Giovanni Minoli intervista Enrico Berlinguer circa un anno prima della data della morte, avvenuta a Padova, l’11 giugno 1984. Berlinguer, Segretario del più importante Partito Comunista occidentale, commenta il periodo storico eccezionale di allora con l’elegante austerità e il rigore delle figure forti, quelle che riempiono le pagine di storia e non i sacchetti riciclabili con decreti e slogan. Per l’Italia, per la Sinistra, una perdita tremenda, dagli strascichi infiniti.
L’intervista di Giovanni Minoli a Enrico Berlinguer
Ascoltare Berlinguer di allora ed esser costretti a fare un raffronto con la politica di oggi ci lascia muti, senza speranza. Modernità e futuro del Paese si sviluppano nella sua visione di come applicare il socialismo all’Italia. Cambiamenti adeguati alla situazione, e opportunità dei cambiamenti stessi. Argomenti alti nell’intervista, il mistero dell’attentato a Papa Wojtyla, l’appartenenza dell’Italia alla Nato, la decisa e modernissima presa di distanza pacifista di Berlinguer contro lo schieramento tra Unione Sovietica e Stati Uniti; lo strappo del PCI da Mosca, il passaggio da Breznev ad Andropov; compromesso storico, la figura di Aldo Moro che Berlinguer definisce l’interlocutore più valido e intelligente per il PCI; il terrorismo, le Brigate Rosse, i collegamenti, le trattative durante il rapimento dello statista che gli porse la mano e la cui morte cambiò forse il destino del Paese.
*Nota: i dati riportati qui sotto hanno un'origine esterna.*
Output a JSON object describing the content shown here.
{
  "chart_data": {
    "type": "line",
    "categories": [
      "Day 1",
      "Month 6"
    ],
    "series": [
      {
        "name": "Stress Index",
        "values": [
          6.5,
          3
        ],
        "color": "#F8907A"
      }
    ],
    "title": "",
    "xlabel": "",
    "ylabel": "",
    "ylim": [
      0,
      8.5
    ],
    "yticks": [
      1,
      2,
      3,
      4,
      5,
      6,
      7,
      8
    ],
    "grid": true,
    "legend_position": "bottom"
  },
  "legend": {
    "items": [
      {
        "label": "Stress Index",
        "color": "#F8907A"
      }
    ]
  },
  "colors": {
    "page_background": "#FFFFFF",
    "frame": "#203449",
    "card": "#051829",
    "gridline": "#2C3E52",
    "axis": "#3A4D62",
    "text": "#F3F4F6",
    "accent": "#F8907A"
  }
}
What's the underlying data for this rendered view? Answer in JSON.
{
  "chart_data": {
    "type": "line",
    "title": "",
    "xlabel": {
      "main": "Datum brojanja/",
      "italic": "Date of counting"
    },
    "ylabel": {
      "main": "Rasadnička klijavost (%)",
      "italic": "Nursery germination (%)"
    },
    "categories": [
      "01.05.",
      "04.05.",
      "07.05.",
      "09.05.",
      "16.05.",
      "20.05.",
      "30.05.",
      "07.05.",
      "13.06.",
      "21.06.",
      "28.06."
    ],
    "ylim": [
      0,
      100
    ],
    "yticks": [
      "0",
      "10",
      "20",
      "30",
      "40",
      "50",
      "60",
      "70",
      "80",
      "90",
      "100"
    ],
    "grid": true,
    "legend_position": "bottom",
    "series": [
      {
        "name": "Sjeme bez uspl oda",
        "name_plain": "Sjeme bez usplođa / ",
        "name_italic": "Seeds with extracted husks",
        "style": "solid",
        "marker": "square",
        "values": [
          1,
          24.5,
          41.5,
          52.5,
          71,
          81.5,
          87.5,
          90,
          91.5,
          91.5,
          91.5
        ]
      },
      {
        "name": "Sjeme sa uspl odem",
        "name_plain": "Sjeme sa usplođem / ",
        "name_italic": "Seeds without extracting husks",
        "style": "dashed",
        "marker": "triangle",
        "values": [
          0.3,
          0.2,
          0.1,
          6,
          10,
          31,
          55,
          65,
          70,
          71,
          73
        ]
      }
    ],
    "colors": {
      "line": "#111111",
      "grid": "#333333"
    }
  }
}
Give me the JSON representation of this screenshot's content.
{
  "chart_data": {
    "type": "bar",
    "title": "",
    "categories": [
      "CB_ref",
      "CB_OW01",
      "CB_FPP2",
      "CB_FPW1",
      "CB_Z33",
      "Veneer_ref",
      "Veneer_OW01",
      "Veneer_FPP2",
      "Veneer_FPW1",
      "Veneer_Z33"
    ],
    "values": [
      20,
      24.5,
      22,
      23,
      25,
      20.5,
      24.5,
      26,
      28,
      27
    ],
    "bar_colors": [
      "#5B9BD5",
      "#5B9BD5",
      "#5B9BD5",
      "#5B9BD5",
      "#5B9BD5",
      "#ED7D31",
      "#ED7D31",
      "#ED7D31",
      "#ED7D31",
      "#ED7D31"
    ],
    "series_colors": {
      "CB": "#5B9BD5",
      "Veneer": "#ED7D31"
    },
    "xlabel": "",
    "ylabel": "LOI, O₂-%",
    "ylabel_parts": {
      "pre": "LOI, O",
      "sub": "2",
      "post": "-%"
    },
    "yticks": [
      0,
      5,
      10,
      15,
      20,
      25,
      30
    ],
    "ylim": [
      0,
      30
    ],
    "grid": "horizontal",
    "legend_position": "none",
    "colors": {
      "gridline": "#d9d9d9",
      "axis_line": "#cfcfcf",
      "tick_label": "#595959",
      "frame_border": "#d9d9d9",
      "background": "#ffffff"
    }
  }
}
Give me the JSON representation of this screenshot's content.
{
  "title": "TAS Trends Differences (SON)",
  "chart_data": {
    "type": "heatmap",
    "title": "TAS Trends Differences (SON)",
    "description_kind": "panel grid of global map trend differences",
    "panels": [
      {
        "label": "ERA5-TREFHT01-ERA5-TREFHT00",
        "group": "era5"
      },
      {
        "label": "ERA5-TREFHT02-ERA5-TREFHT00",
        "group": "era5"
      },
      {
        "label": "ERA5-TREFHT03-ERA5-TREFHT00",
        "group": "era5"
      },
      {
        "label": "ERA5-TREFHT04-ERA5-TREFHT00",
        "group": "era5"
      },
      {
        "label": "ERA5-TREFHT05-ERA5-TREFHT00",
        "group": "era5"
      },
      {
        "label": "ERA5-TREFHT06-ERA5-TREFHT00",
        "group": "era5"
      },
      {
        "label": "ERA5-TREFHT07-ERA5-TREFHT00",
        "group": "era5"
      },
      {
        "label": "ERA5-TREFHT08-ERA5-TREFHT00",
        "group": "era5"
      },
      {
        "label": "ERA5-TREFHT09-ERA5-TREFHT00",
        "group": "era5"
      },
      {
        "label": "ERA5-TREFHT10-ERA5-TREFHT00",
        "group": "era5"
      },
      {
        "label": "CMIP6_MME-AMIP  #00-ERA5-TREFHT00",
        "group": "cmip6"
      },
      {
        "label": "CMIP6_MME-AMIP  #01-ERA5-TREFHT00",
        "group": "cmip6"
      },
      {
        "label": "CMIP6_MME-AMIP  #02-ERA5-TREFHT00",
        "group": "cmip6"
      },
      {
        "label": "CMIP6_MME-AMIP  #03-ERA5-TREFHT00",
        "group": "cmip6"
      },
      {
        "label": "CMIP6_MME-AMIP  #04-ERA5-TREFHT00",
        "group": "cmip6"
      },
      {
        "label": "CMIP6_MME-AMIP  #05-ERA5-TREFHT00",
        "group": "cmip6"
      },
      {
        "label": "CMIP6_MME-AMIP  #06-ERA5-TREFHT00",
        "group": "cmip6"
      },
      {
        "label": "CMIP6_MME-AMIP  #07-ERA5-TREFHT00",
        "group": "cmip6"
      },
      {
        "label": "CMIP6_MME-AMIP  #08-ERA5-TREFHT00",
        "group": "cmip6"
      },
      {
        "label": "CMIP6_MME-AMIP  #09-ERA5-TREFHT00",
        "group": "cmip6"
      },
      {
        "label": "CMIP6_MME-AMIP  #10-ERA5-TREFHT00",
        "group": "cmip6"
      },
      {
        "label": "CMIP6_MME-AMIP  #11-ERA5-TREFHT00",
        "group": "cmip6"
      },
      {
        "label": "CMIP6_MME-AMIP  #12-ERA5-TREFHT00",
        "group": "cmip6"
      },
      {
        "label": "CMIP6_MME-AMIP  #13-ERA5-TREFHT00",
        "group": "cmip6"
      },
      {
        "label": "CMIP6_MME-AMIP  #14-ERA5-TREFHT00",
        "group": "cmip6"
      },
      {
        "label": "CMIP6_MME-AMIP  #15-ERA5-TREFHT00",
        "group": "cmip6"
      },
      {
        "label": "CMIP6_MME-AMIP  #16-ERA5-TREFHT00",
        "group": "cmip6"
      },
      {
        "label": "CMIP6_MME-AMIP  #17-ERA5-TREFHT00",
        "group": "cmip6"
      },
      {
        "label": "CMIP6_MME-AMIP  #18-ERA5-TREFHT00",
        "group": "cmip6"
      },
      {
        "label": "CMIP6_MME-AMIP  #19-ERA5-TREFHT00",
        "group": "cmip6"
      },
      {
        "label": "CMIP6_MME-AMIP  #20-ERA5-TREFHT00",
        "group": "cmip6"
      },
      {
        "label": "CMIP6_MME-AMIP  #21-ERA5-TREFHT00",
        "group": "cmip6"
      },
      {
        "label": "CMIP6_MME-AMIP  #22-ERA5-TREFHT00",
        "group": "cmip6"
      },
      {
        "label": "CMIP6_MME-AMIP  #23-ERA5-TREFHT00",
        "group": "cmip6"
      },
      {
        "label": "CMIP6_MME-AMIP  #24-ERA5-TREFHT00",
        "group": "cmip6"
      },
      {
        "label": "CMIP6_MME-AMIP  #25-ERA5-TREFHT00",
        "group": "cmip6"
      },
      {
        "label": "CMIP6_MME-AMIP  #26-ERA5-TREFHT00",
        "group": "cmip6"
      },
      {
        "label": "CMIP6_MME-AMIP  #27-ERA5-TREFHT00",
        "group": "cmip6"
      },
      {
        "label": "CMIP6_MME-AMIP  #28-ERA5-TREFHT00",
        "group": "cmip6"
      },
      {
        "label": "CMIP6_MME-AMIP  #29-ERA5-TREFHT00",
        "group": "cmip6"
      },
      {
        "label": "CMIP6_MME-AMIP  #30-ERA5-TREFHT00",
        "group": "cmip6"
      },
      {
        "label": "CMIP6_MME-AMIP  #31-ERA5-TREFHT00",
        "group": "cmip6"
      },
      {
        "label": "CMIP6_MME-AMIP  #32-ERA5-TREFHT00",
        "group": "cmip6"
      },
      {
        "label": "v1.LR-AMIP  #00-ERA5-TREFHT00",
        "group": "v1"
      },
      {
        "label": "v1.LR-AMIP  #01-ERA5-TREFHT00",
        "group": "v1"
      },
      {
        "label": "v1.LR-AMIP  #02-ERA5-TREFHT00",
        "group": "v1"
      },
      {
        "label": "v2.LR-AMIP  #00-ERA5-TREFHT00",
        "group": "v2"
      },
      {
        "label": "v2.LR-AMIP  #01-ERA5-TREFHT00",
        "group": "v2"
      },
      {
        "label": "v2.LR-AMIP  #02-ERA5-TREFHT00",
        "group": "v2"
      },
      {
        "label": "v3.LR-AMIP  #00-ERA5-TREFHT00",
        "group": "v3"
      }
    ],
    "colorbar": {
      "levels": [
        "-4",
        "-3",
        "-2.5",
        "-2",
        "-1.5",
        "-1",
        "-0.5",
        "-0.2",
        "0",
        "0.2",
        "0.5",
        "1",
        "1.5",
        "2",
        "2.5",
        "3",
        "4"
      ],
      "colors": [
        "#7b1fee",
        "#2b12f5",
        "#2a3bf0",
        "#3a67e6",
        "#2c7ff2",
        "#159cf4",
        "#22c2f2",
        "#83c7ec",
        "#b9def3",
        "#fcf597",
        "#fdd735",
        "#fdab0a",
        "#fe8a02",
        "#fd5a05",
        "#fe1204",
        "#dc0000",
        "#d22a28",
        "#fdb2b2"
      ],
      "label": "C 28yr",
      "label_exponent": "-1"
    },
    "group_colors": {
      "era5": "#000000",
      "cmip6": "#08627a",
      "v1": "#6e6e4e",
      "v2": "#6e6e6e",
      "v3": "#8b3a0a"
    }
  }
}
Definisce personaggi come Craxi, che chiama buon giocatore di poker, come Fanfani, uomo di spirito che risorge dopo le sconfitte, o Zaccagnini, uomo e avversario leale. Ma non filtra polemica alcuna, nemmeno quando Berlinguer si trova dinanzi alle domande sulla politica del PSI di allora, certamente non alleato dei comunisti, tranne che nelle città metropolitane come Roma.
Berlinguer politico, antieroe, ma anche padre che rifiuta educatamente di rispondere a riferimenti su questioni relative alla propria famiglia, mantenendo un senso di timido scherno. E pure uomo che segue lo sport, un telegiornale e qualche film, e fermamente smentisce le voci che lo considerano uomo triste,caratteristica che a volte qualcuno confonde con buono e sorride… e sorride finalmente, lasciandosi andare solo mentre racconta quasi con vergogna, di quando riuscirà ad andare in vacanza…
Non un centimetro sopra le righe o una strumentalizzazione degli eventi a suo favore, come la rielezione bulgara a capo del partito, ma prevalenza della nozione di appartenenza e del senso di Stato. La sensazione è quella della scelta ponderata eppure fluidissima di ogni singola lettera per comporre una frase, esprimere un concetto. Non si avverte mai fastidio, il peso del grigiore apparente di quegli anni.
Mancava in Berlinguer il protagonismo vuoto e ingiustificato della politica di oggi, la volgarità, l’eccesso spudorato, tutto ciò che ripudiamo ma alla fine oggi sembriamo accettare con rassegnazione. Tutti ricordano l’ilarità di Berlinguer preso in braccio da Benigni, molti si rapportano alla gioia di un uomo solo apparentemente malinconico, si resta infine stupiti dalla dolcezza quando definisce il film ET, l’Extraterrestre, un film pieno di poesia e amore che fa appello ai sentimenti migliori dell’uomo. I migliori sentimenti dell’uomo, proprio tutto quello che la politica di oggi ha perduto.